Understanding Capitalisation in a Startup
Updated: Aug 29
Have you ever wondered who actually owns a business?
Capitalisation table can be considered as an easy and systematic way to understand — who owns what amount of a business!
The "cap table" is essentially an important reference point for an investor, as it provides them with an information into the ownership structure of the business.
Understanding the various use cases.
A capitalisation table is a basically a chart used by startups to describe the ownership stakes in their business. It tracks the equity ownership of all the company’s shareholders and the value assigned to their equity.
Cap tables are comprehensive and include ownership stakes, types of shares and option pools. The different stakeholders that could be listed on the cap table include founders, employees, investors or other individuals who own a share in the company. The types of shares that different stake holders own like preferred share, common stock, options, warrants, convertible notes, etc., help in understanding the voting rights within the company. The cap table has the name of the shareholder, number of shares held, date of issue, series of funding and as the columns move from left to right additional dilution items are applied to understand an investors true ownership percentage.
As company grows, the cap table can become long and complicated.
Pre Money-Valuation – This is the value of the company before any money is actually invested into the company and is most often calculated through negotiations or previous valuations of similar companies.
Post Money Valuation – This is the effective valuation of a company after an investment is made. The investment amount is often added to the pre money valuation to arrive at a post money valuation.
Price Per Share – It is the price that an investor will pay for every share they wish to buy. It is calculated by dividing the post money valuation by the number of shares issued.
Common Stock – It is the most basic form of ownership in a company. Common stockholders have residual claim in the company and are only paid a part of the profit after payments to preferred shareholders. They are provided with voting rights.
Preferred Stock – They are issued along with certain special rights. Any payments are first made to preferred stockholders, but after debt payments. Preferred stock can be further classified into types –
Convertible Preferred stock – These shares can be converted to common stock under a specific circumstance and thus provide the benefits of both common and preferred stock.
Participating Preferred Stock – This type of stock might give the holder an additional premium from the profits generated by the company and can also be redeemed at a higher multiple than the original cost.
Non–participating Preferred stock – This type of stock does not share any rights to additional profits and do not receive a premium on sale.
Stock Options – A stock option is a contractual right to purchase a specified number of shares for a specified price at a specified future date or dates.

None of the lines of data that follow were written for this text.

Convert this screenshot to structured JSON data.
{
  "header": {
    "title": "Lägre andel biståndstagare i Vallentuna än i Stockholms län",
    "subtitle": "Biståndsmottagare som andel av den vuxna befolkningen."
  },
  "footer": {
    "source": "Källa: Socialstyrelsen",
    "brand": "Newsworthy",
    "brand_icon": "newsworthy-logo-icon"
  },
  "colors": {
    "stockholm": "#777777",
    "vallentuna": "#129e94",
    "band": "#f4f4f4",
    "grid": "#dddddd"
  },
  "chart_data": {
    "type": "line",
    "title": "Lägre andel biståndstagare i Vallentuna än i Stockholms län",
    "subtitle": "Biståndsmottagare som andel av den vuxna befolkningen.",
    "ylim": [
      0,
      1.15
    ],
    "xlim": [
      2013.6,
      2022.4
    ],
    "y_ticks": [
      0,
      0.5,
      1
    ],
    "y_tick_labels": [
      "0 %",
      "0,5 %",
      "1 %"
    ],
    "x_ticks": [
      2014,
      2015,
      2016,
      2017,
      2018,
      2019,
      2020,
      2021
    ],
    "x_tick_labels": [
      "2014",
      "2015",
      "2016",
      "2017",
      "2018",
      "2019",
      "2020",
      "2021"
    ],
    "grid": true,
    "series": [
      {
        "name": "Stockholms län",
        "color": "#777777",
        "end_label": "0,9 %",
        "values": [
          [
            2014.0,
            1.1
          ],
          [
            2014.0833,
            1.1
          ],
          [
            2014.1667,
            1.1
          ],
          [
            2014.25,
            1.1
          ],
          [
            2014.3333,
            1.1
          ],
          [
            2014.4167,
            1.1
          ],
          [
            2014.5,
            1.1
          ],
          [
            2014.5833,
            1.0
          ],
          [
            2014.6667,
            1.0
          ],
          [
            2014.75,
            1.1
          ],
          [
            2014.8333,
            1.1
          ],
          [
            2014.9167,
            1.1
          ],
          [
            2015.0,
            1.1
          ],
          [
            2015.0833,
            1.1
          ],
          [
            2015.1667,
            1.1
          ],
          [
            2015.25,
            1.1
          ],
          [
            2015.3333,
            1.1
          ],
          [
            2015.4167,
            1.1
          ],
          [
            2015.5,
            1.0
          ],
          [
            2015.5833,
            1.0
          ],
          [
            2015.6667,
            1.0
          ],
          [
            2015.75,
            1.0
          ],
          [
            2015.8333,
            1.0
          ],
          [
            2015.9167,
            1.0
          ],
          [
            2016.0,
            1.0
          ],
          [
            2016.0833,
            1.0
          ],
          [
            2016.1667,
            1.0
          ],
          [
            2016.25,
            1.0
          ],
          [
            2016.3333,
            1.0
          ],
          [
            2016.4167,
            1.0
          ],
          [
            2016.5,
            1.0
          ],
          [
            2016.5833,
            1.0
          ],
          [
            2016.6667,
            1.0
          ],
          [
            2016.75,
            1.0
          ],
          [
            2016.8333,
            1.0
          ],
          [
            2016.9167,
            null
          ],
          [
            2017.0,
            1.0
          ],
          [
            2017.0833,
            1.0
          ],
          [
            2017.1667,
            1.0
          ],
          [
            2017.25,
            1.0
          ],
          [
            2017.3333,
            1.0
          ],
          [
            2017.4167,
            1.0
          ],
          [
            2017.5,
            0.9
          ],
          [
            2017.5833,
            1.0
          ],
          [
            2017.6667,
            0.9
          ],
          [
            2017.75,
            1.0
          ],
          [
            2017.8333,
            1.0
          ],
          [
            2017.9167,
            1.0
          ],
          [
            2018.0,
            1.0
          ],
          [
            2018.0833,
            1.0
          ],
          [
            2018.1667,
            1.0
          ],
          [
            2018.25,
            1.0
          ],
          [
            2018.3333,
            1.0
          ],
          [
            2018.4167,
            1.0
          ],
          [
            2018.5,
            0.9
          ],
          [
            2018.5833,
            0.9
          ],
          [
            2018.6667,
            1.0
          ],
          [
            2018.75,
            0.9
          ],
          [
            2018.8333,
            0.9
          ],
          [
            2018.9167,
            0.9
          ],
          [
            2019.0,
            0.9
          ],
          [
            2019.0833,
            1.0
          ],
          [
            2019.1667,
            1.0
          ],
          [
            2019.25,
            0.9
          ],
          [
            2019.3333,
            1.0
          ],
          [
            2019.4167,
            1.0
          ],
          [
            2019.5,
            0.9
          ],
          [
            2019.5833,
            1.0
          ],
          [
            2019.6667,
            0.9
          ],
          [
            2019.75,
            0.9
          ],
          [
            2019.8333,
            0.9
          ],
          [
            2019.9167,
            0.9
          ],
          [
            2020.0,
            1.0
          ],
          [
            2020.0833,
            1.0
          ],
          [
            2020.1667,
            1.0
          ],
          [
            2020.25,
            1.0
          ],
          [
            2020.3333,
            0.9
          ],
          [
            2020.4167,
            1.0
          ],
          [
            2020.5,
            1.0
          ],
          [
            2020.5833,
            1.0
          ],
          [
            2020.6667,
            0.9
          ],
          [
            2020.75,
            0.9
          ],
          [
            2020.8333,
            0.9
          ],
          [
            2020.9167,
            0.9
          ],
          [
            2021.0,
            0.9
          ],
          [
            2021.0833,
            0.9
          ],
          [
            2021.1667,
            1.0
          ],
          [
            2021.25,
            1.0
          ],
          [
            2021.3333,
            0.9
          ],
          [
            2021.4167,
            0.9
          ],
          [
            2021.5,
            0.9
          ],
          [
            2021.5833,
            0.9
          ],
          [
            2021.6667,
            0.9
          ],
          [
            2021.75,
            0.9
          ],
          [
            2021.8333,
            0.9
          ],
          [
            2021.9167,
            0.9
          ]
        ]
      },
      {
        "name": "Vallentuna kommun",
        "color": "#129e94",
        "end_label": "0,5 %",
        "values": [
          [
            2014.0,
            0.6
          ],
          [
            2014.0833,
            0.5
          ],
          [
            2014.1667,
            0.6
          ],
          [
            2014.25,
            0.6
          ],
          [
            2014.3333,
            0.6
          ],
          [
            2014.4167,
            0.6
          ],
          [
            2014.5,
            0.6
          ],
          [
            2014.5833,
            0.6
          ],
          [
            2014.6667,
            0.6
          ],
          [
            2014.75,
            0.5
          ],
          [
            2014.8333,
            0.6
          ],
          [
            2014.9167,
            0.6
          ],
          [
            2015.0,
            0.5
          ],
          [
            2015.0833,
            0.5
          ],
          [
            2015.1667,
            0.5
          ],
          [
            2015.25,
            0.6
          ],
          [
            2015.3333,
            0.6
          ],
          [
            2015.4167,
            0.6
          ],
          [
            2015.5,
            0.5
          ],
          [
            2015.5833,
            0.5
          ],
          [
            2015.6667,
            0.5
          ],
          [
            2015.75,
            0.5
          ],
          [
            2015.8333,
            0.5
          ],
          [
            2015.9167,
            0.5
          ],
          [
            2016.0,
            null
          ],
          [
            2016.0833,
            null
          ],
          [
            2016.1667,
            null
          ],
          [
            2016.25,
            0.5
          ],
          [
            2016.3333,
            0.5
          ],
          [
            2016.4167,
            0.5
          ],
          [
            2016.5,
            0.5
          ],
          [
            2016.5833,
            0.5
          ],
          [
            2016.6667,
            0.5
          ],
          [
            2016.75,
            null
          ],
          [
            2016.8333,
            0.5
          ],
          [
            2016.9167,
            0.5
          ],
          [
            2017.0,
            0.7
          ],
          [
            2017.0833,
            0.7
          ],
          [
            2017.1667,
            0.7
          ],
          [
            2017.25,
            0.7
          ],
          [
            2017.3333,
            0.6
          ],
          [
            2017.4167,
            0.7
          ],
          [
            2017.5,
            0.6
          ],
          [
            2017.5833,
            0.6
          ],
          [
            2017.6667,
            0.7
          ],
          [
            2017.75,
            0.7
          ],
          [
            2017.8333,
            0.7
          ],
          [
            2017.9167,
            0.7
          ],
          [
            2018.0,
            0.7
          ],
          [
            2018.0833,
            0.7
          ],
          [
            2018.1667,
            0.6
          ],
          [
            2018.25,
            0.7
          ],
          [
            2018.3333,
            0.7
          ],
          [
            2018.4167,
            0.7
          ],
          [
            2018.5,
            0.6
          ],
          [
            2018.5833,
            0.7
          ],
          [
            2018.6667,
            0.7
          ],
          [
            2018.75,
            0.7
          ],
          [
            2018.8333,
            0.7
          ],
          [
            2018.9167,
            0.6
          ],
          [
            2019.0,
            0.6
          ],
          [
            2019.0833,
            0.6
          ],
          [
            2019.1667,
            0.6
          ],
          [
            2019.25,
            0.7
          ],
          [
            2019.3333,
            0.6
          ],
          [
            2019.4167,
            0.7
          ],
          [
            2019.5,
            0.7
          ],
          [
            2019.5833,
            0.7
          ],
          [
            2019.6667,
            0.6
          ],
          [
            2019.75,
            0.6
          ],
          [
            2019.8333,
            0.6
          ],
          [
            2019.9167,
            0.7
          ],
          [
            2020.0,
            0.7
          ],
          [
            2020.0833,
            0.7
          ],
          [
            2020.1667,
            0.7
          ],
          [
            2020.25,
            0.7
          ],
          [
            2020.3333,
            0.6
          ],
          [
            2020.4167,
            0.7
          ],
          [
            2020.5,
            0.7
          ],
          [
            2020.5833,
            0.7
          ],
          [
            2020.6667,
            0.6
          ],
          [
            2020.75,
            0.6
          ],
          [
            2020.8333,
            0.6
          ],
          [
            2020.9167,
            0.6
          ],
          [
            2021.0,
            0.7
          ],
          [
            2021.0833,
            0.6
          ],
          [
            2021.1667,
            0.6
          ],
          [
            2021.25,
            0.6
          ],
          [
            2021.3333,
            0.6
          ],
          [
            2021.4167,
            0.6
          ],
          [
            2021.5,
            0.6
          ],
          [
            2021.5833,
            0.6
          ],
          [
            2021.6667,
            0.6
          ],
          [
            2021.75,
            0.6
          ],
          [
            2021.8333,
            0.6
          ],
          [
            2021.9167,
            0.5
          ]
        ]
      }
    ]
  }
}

Warrants – Warrants are similar to stock options in that they offer the right to purchase a specified number of shares for a specified price at a specified future date or dates. They are generally issued in business transactions whereas options are offered to employees.
Convertible Notes – These are issued as debt contracts and offer the holder an opportunity to convert to equity at a discount in the next round of funding. Read more on convertible notes, here.
Authorised Shares – Authorised shares are the shares authorised by the company to be issued today or in the future.
Outstanding Shares – These are the number of shares that have actually been issued and does not include options as they are issued only if the option is exercised.
Fully Diluted Shares – This represents the ownership structure, if all convertible notes and options have been exercised. As new rounds of funds are raised, previously invested capital is diluted to make way for new investors.
The cap table shows how decisions and other factors affect the ownership structure of the company. It helps to asses if the company needs another round of funding. You need to know exactly how much you will be giving up and how options and investments will impact the company, this is all possible with the help of a cap table. It’s very important for new investors to be able to understand the ownership structure of a company. A cap table is exactly what an investor has in mind when referring to ownership. It’s very important for a startup to look after the welfare of their employees and the company can do this by offering Employee Stock Options. The cap table can help you match the employees contribution with the appropriate amount of stock. The cap table shows how many options are available and how many have been exercised. The cap table shows exactly how many options are authorised or available to be issued at any given moment. A cap table also helps in running a scenario or "what if" analysis for new financing rounds. It helps you identify the situations that will benefit you as a founder from the ones that will not be in your best interests.
Having a cap table is not a legal requirement but as you can see it provides many benefits and is also a good way of representing the ownership structure of the startup.
It is a guiding path for fundraising, too!